2- Neuropathies endocriniennes autres
que diabétiques
:
L’acromégalie et l’hypothyroïdie peuvent être à l’origine
d’un syndrome du canal carpien par infiltration locale.
Plus rarement, l’hypothyroïdie peut provoquer des polyneuropathies.
Enfin, de rares neuropathies peuvent
s’observer au cours d’hyperlipidémies sévères.
3- Neuropathies de l’insuffisance rénale
:
L’insuffisance rénale n’entraîne désormais que très
rarement une neuropathie chez les patients dialysés.
Il s’agit le plus souvent d’une axonopathie sensitivomotrice
distale dont le mécanisme est mal connu.
La transplantation rénale a un effet bénéfique.
E - Neuropathies infectieuses :
1- Rétrovirus
:
La sérologie du virus de l’immunodéficience humaine
(VIH) fait désormais partie du bilan de première intention
d’une neuropathie périphérique.
En effet, environ
un tiers des patients serait concerné à un stade ou l’autre
de la maladie et à peu près tous les types de neuropathies
peuvent se rencontrer.
• La polyradiculonévrite aiguë s’observe à la phase de
séroconversion.
Elle mime un syndrome de Guillain et
Barré, mais comporte une hypercytose du liquide céphalorachidien.

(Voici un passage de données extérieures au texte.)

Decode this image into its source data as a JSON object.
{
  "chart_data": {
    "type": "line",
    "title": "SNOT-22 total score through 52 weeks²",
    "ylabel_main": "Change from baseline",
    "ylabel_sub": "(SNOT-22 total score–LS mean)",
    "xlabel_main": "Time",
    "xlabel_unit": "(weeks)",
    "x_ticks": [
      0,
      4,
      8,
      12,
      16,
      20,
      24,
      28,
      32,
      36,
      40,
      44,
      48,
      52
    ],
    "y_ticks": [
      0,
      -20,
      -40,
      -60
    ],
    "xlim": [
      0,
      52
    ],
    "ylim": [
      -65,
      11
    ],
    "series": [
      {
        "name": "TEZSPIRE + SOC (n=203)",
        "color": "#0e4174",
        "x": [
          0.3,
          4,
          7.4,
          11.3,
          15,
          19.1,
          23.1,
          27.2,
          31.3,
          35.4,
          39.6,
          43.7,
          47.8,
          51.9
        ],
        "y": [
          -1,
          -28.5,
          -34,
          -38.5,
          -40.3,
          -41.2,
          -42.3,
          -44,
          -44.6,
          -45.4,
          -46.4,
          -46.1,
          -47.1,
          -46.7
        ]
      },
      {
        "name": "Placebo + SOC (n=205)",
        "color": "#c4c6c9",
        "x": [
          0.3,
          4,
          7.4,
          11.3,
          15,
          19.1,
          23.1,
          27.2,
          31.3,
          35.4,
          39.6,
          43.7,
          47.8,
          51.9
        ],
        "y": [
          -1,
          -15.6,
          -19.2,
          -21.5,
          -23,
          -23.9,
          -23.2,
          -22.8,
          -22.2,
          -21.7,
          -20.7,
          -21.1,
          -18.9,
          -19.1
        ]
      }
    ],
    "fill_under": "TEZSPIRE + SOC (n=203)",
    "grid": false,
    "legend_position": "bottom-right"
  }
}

Elle peut également apparaître plus tardivement
dans l’évolution de la maladie, alors associée à une
infection à cytomégalovirus (CMV).
• La polyradiculonévrite inflammatoire subaiguë ou
chronique ne se distingue pas cliniquement de la forme
observée chez les patients séronégatifs.
• La mononeuropathie multiple est une forme associée
à une vascularite nécrosante, susceptible d’être améliorée
par un traitement corticoïde. Une mononeuropathie
multifocale peut également se rencontrer au cours de
l’infection à cytomégalovirus, pouvant alors bénéficier
d’un traitement antiviral par ganciclovir.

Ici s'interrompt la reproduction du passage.